Professor Blattner is correct that in calling Mormonism "weird and creepy" I was, in part, meaning to suggest compendiously that the tenets of Mormonism, if actually aired to a larger mostly Christian audience, would strike those folks as weird and creepy, a fact that would work against Romney's political ambitions. But I did also mean to own that characterization, so perhaps I should say a bit more about why I describe the Church of Latter Day Saints and its doctrines in this patently offensive fashion. Again, since I am an atheist, drawing invidious distinctions among doctrines all of which I consider manifestly false is something of a mug's game. It is a bit like trying to say which September swoon of the Red Sox is the most egregious. Nevertheless, I said it, so I had better defend it.

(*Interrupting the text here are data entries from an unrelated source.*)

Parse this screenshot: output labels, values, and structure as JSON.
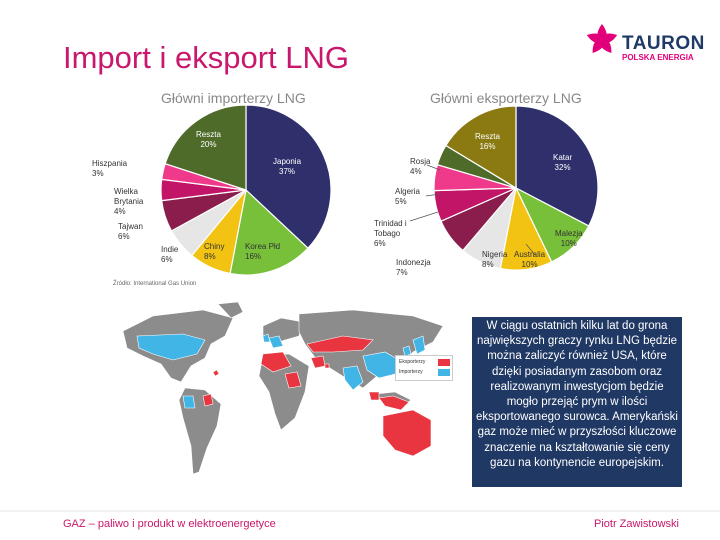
{
  "title": "Import i eksport LNG",
  "brand": {
    "name": "TAURON",
    "tagline": "POLSKA ENERGIA",
    "colors": {
      "pink": "#e2007a",
      "navy": "#1f3a68"
    }
  },
  "colors": {
    "title": "#c8176c",
    "textbox_bg": "#203864",
    "exporters_map": "#e8353f",
    "importers_map": "#41b6e6"
  },
  "source_note": "Źródło: International Gas Union",
  "chart_data": [
    {
      "type": "pie",
      "title": "Główni importerzy LNG",
      "slices": [
        {
          "label": "Japonia 37%",
          "value": 37,
          "color": "#2e2f6b"
        },
        {
          "label": "Korea Płd 16%",
          "value": 16,
          "color": "#78bf3a"
        },
        {
          "label": "Chiny 8%",
          "value": 8,
          "color": "#f2c313"
        },
        {
          "label": "Indie 6%",
          "value": 6,
          "color": "#e6e6e6"
        },
        {
          "label": "Tajwan 6%",
          "value": 6,
          "color": "#8a1d4b"
        },
        {
          "label": "Wielka Brytania 4%",
          "value": 4,
          "color": "#c21567"
        },
        {
          "label": "Hiszpania 3%",
          "value": 3,
          "color": "#ef3a8c"
        },
        {
          "label": "Reszta 20%",
          "value": 20,
          "color": "#4e6b2a"
        }
      ]
    },
    {
      "type": "pie",
      "title": "Główni eksporterzy LNG",
      "slices": [
        {
          "label": "Katar 32%",
          "value": 32,
          "color": "#2e2f6b"
        },
        {
          "label": "Malezja 10%",
          "value": 10,
          "color": "#78bf3a"
        },
        {
          "label": "Australia 10%",
          "value": 10,
          "color": "#f2c313"
        },
        {
          "label": "Nigeria 8%",
          "value": 8,
          "color": "#e6e6e6"
        },
        {
          "label": "Indonezja 7%",
          "value": 7,
          "color": "#8a1d4b"
        },
        {
          "label": "Trinidad i Tobago 6%",
          "value": 6,
          "color": "#c21567"
        },
        {
          "label": "Algeria 5%",
          "value": 5,
          "color": "#ef3a8c"
        },
        {
          "label": "Rosja 4%",
          "value": 4,
          "color": "#4e6b2a"
        },
        {
          "label": "Reszta 16%",
          "value": 16,
          "color": "#8b7a12"
        }
      ]
    }
  ],
  "labels": {
    "imp": {
      "reszta": "Reszta\n20%",
      "japonia": "Japonia\n37%",
      "hiszpania": "Hiszpania\n3%",
      "wielka_brytania": "Wielka\nBrytania\n4%",
      "tajwan": "Tajwan\n6%",
      "indie": "Indie\n6%",
      "chiny": "Chiny\n8%",
      "korea": "Korea Płd\n16%"
    },
    "exp": {
      "reszta": "Reszta\n16%",
      "katar": "Katar\n32%",
      "rosja": "Rosja\n4%",
      "algeria": "Algeria\n5%",
      "trinidad": "Trinidad i\nTobago\n6%",
      "indonezja": "Indonezja\n7%",
      "nigeria": "Nigeria\n8%",
      "australia": "Australia\n10%",
      "malezja": "Malezja\n10%"
    }
  },
  "map_legend": {
    "exporters": "Eksporterzy",
    "importers": "Importerzy"
  },
  "textbox": "W ciągu ostatnich kilku lat do grona największych graczy rynku LNG będzie można zaliczyć również USA, które dzięki posiadanym zasobom oraz realizowanym inwestycjom będzie mogło przejąć prym w ilości eksportowanego surowca. Amerykański gaz może mieć w przyszłości kluczowe znaczenie na kształtowanie się ceny gazu na kontynencie europejskim.",
  "footer": {
    "left": "GAZ – paliwo i produkt w elektroenergetyce",
    "right": "Piotr Zawistowski"
  }
}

Weird first, then creepy. Mormonism is one of a number of nineteenth century offshoots of Christianity [Shakerism is another considerably more attractive instance] that begin with the teachings of traditional Christianity, and then spin off alternative theological doctrines, leading in some cases to variations that look very little like the original teaching [although from a distance -- say from India or Japan or China -- what strike me as dramatic differences may look like no more than minor and marginal deviations.] Mormons believe that the Garden of Eden was in the United States. They believe that there are many worlds, and that an especially devout and highly placed member of the Church of Latter Day Saints may, when he ascends to heaven, be put in charge of his own planet [clearly a rather impressive consolation prize for a Mormon presidential candidate who fails to get 270 Electoral Votes.] Compare the belief, fervently held apparently many scores of millions of Americans, that we are in the End Times, rapidly approaching the Rapture, at which moment, the saved will ascend bodily to heaven, leaving behind clothing, jewelry, fillings, dental bridges, and prosthetic limbs.

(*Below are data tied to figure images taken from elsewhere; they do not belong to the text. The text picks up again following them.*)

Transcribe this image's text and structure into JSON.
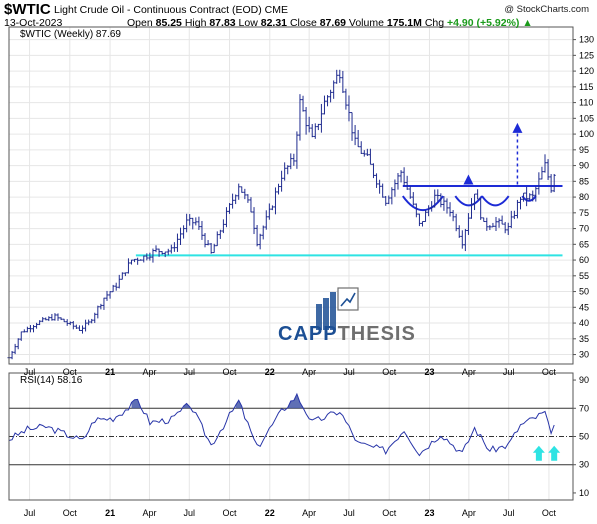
{
  "header": {
    "symbol": "$WTIC",
    "description": "Light Crude Oil - Continuous Contract (EOD) CME",
    "copyright": "@ StockCharts.com",
    "date": "13-Oct-2023",
    "open_label": "Open",
    "open": "85.25",
    "high_label": "High",
    "high": "87.83",
    "low_label": "Low",
    "low": "82.31",
    "close_label": "Close",
    "close": "87.69",
    "volume_label": "Volume",
    "volume": "175.1M",
    "chg_label": "Chg",
    "chg": "+4.90 (+5.92%)",
    "chg_arrow": "▲"
  },
  "price_legend": "$WTIC (Weekly) 87.69",
  "rsi_legend": "RSI(14) 58.16",
  "watermark": {
    "text_blue": "CAPP",
    "text_gray": "THESIS"
  },
  "colors": {
    "price": "#1f2b8f",
    "annot": "#1d2bd6",
    "support": "#2ee3e3",
    "rsi": "#2835a8",
    "rsi_fill": "#4457a8",
    "cyan_arrow": "#2ee3e3",
    "grid": "#e6e6e6",
    "green": "#1a9a1a"
  },
  "chart_data": [
    {
      "type": "ohlc",
      "title": "$WTIC (Weekly) 87.69",
      "x_tick_labels": [
        "Jul",
        "Oct",
        "21",
        "Apr",
        "Jul",
        "Oct",
        "22",
        "Apr",
        "Jul",
        "Oct",
        "23",
        "Apr",
        "Jul",
        "Oct"
      ],
      "x_tick_dates": [
        "2020-07",
        "2020-10",
        "2021-01",
        "2021-04",
        "2021-07",
        "2021-10",
        "2022-01",
        "2022-04",
        "2022-07",
        "2022-10",
        "2023-01",
        "2023-04",
        "2023-07",
        "2023-10"
      ],
      "y_ticks": [
        30,
        35,
        40,
        45,
        50,
        55,
        60,
        65,
        70,
        75,
        80,
        85,
        90,
        95,
        100,
        105,
        110,
        115,
        120,
        125,
        130
      ],
      "ylim": [
        27,
        134
      ],
      "close_anchors": [
        [
          "2020-05-15",
          29
        ],
        [
          "2020-06-12",
          37
        ],
        [
          "2020-07-17",
          40
        ],
        [
          "2020-08-28",
          42
        ],
        [
          "2020-09-25",
          40
        ],
        [
          "2020-10-23",
          38
        ],
        [
          "2020-11-13",
          40
        ],
        [
          "2020-12-18",
          48
        ],
        [
          "2021-01-15",
          52
        ],
        [
          "2021-02-19",
          60
        ],
        [
          "2021-03-19",
          61
        ],
        [
          "2021-04-16",
          63
        ],
        [
          "2021-05-21",
          63
        ],
        [
          "2021-06-25",
          72
        ],
        [
          "2021-07-16",
          72
        ],
        [
          "2021-08-20",
          62
        ],
        [
          "2021-09-17",
          72
        ],
        [
          "2021-10-22",
          84
        ],
        [
          "2021-11-19",
          76
        ],
        [
          "2021-12-03",
          66
        ],
        [
          "2021-12-31",
          75
        ],
        [
          "2022-01-28",
          87
        ],
        [
          "2022-02-25",
          92
        ],
        [
          "2022-03-11",
          110
        ],
        [
          "2022-04-08",
          98
        ],
        [
          "2022-05-06",
          110
        ],
        [
          "2022-06-10",
          120
        ],
        [
          "2022-07-15",
          97
        ],
        [
          "2022-08-12",
          92
        ],
        [
          "2022-09-23",
          79
        ],
        [
          "2022-10-28",
          88
        ],
        [
          "2022-11-18",
          80
        ],
        [
          "2022-12-09",
          71
        ],
        [
          "2023-01-13",
          80
        ],
        [
          "2023-02-17",
          76
        ],
        [
          "2023-03-17",
          66
        ],
        [
          "2023-04-14",
          82
        ],
        [
          "2023-05-05",
          71
        ],
        [
          "2023-06-02",
          72
        ],
        [
          "2023-06-30",
          70
        ],
        [
          "2023-07-28",
          80
        ],
        [
          "2023-08-25",
          80
        ],
        [
          "2023-09-22",
          90
        ],
        [
          "2023-10-06",
          83
        ],
        [
          "2023-10-13",
          87.69
        ]
      ],
      "annotations": {
        "support_line": {
          "value": 61.5,
          "from": "2021-03",
          "to": "2023-11"
        },
        "resistance_line": {
          "value": 83.5,
          "from": "2022-11",
          "to": "2023-11"
        },
        "arcs": [
          [
            "2022-11",
            "2023-02"
          ],
          [
            "2023-03",
            "2023-05"
          ],
          [
            "2023-05",
            "2023-07"
          ],
          [
            "2023-08",
            "2023-09"
          ]
        ],
        "dashed_arrow": {
          "date": "2023-07-21",
          "from": 84,
          "to": 101
        },
        "triangle": {
          "date": "2023-03-31",
          "value": 84
        }
      }
    },
    {
      "type": "line",
      "title": "RSI(14) 58.16",
      "y_ticks": [
        10,
        30,
        50,
        70,
        90
      ],
      "ylim": [
        5,
        95
      ],
      "reference_lines": [
        30,
        50,
        70
      ],
      "anchors": [
        [
          "2020-05-15",
          48
        ],
        [
          "2020-06-26",
          55
        ],
        [
          "2020-08-07",
          57
        ],
        [
          "2020-09-11",
          53
        ],
        [
          "2020-10-30",
          47
        ],
        [
          "2020-11-27",
          62
        ],
        [
          "2021-01-08",
          63
        ],
        [
          "2021-02-19",
          72
        ],
        [
          "2021-03-05",
          76
        ],
        [
          "2021-04-02",
          60
        ],
        [
          "2021-05-21",
          62
        ],
        [
          "2021-07-02",
          73
        ],
        [
          "2021-08-20",
          44
        ],
        [
          "2021-10-22",
          75
        ],
        [
          "2021-12-03",
          42
        ],
        [
          "2022-01-28",
          68
        ],
        [
          "2022-03-04",
          79
        ],
        [
          "2022-04-08",
          60
        ],
        [
          "2022-06-10",
          68
        ],
        [
          "2022-07-22",
          45
        ],
        [
          "2022-09-23",
          40
        ],
        [
          "2022-11-04",
          55
        ],
        [
          "2022-12-09",
          38
        ],
        [
          "2023-01-27",
          52
        ],
        [
          "2023-03-17",
          38
        ],
        [
          "2023-04-14",
          56
        ],
        [
          "2023-05-19",
          40
        ],
        [
          "2023-06-30",
          44
        ],
        [
          "2023-07-28",
          58
        ],
        [
          "2023-09-22",
          67
        ],
        [
          "2023-10-06",
          50
        ],
        [
          "2023-10-13",
          58.16
        ]
      ]
    }
  ]
}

Now, I find those beliefs weird. Never mind false. False doesn't even come into it. Just weird. Clearly this is an aesthetic judgment, and though Kant claims that aesthetic judgments can achieve "subjective universality," there is, I admit, an element of personal taste at work here. I don't find weird, in quite the same way, the standard Christian belief that the Son sits at the right hand of the Father in Heaven, but if someone wanted to claim weirdness for that familiar teaching, I would be hard pressed to dispute her.

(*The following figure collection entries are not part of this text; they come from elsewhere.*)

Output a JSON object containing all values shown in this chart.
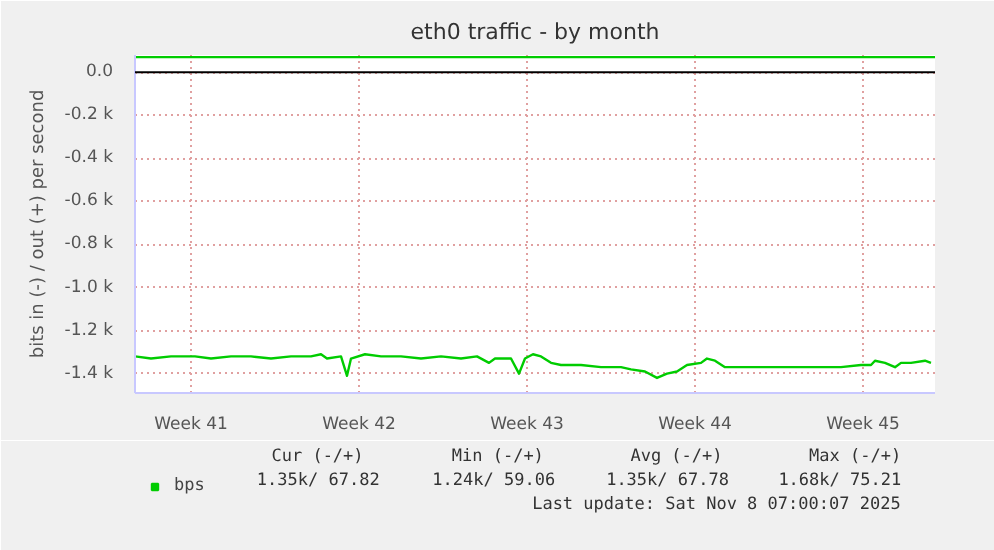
{
  "chart_data": {
    "type": "line",
    "title": "eth0 traffic - by month",
    "ylabel": "bits in (-) / out (+) per second",
    "x": [
      "2025-10-07T04:00",
      "2025-10-07T20:00",
      "2025-10-08T16:00",
      "2025-10-09T16:00",
      "2025-10-10T08:00",
      "2025-10-11T04:00",
      "2025-10-12T00:00",
      "2025-10-12T20:00",
      "2025-10-13T16:00",
      "2025-10-14T12:00",
      "2025-10-14T22:00",
      "2025-10-15T04:00",
      "2025-10-15T18:00",
      "2025-10-16T00:00",
      "2025-10-16T04:00",
      "2025-10-16T18:00",
      "2025-10-17T10:00",
      "2025-10-18T06:00",
      "2025-10-19T02:00",
      "2025-10-19T22:00",
      "2025-10-20T18:00",
      "2025-10-21T10:00",
      "2025-10-21T22:00",
      "2025-10-22T04:00",
      "2025-10-22T20:00",
      "2025-10-23T04:00",
      "2025-10-23T10:00",
      "2025-10-23T18:00",
      "2025-10-24T02:00",
      "2025-10-24T12:00",
      "2025-10-24T22:00",
      "2025-10-25T18:00",
      "2025-10-26T14:00",
      "2025-10-27T10:00",
      "2025-10-27T20:00",
      "2025-10-28T10:00",
      "2025-10-28T22:00",
      "2025-10-29T08:00",
      "2025-10-29T18:00",
      "2025-10-30T04:00",
      "2025-10-30T18:00",
      "2025-10-31T00:00",
      "2025-10-31T08:00",
      "2025-10-31T18:00",
      "2025-11-01T10:00",
      "2025-11-02T06:00",
      "2025-11-03T02:00",
      "2025-11-03T22:00",
      "2025-11-04T18:00",
      "2025-11-05T14:00",
      "2025-11-06T10:00",
      "2025-11-06T20:00",
      "2025-11-07T00:00",
      "2025-11-07T10:00",
      "2025-11-07T20:00",
      "2025-11-08T02:00",
      "2025-11-08T12:00",
      "2025-11-09T02:00",
      "2025-11-09T08:00"
    ],
    "series": [
      {
        "name": "bps",
        "color": "#00cc00",
        "values": [
          -1320,
          -1330,
          -1320,
          -1320,
          -1330,
          -1320,
          -1320,
          -1330,
          -1320,
          -1320,
          -1310,
          -1330,
          -1320,
          -1410,
          -1330,
          -1310,
          -1320,
          -1320,
          -1330,
          -1320,
          -1330,
          -1320,
          -1350,
          -1330,
          -1330,
          -1400,
          -1330,
          -1310,
          -1320,
          -1350,
          -1360,
          -1360,
          -1370,
          -1370,
          -1380,
          -1390,
          -1420,
          -1400,
          -1390,
          -1360,
          -1350,
          -1330,
          -1340,
          -1370,
          -1370,
          -1370,
          -1370,
          -1370,
          -1370,
          -1370,
          -1360,
          -1360,
          -1340,
          -1350,
          -1370,
          -1350,
          -1350,
          -1340,
          -1350
        ]
      },
      {
        "color": "#00cc00",
        "x": [
          "2025-10-07T04:00",
          "2025-11-09T12:00"
        ],
        "values": [
          70,
          70
        ]
      }
    ],
    "xlim": [
      "2025-10-07T04:00",
      "2025-11-09T12:00"
    ],
    "ylim": [
      -1490,
      80
    ],
    "xticks": [
      {
        "value": "2025-10-09T12:00",
        "label": "Week 41"
      },
      {
        "value": "2025-10-16T12:00",
        "label": "Week 42"
      },
      {
        "value": "2025-10-23T12:00",
        "label": "Week 43"
      },
      {
        "value": "2025-10-30T12:00",
        "label": "Week 44"
      },
      {
        "value": "2025-11-06T12:00",
        "label": "Week 45"
      }
    ],
    "yticks": [
      {
        "value": 0,
        "label": "0.0"
      },
      {
        "value": -200,
        "label": "-0.2 k"
      },
      {
        "value": -400,
        "label": "-0.4 k"
      },
      {
        "value": -600,
        "label": "-0.6 k"
      },
      {
        "value": -800,
        "label": "-0.8 k"
      },
      {
        "value": -1000,
        "label": "-1.0 k"
      },
      {
        "value": -1200,
        "label": "-1.2 k"
      },
      {
        "value": -1400,
        "label": "-1.4 k"
      }
    ],
    "ref_lines": [
      {
        "axis": "y",
        "value": 0,
        "color": "#000000"
      }
    ],
    "grid": true,
    "legend": "bottom",
    "annotations": [
      "Cur (-/+)",
      "Min (-/+)",
      "Avg (-/+)",
      "Max (-/+)",
      "1.35k/ 67.82",
      "1.24k/ 59.06",
      "1.35k/ 67.78",
      "1.68k/ 75.21",
      "Last update: Sat Nov  8 07:00:07 2025"
    ]
  }
}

Creepy is a different thing altogether. It is useful to invoke the familiar distinction between church doctrine and church practice or organization. I find the doctrines of Mormonism to be weird, but I find the practices of the Church of Latter Day Saints to be creepy. How so? Well, by all accounts that I have read or have watched online, Mormons conduct themselves, like many American religious cults, in a secretive and controlling fashion, dominating the lives of communicants, drawing a sharp line between what can be shown to outsiders and what goes on within the church, banning or ostracizing deviant members of the church, interceding between members of a family and attempting to ban faithful family members from having anything to do with heretics, and so forth. Mormonism is, of course, not at all alone in behaving this way. Many cults exhibit the same behavior, including some sects of Born-Again Christians, not to mention [once again] the Scientologists. And I find this sort of behavior, wherever it appears, creepy. It makes my flesh crawl. I say "wherever it appears" advisedly, because I have the same reaction to the various political cults that wrap themselves in the name of Karl Marx or Leo Strauss.
Well, enough is enough. As Aristotle observes, mud does not have a form, so there is not much to say about it [except that he did not say "mud."] I hope Professor Blattner will forgive me my descent into subjectivity.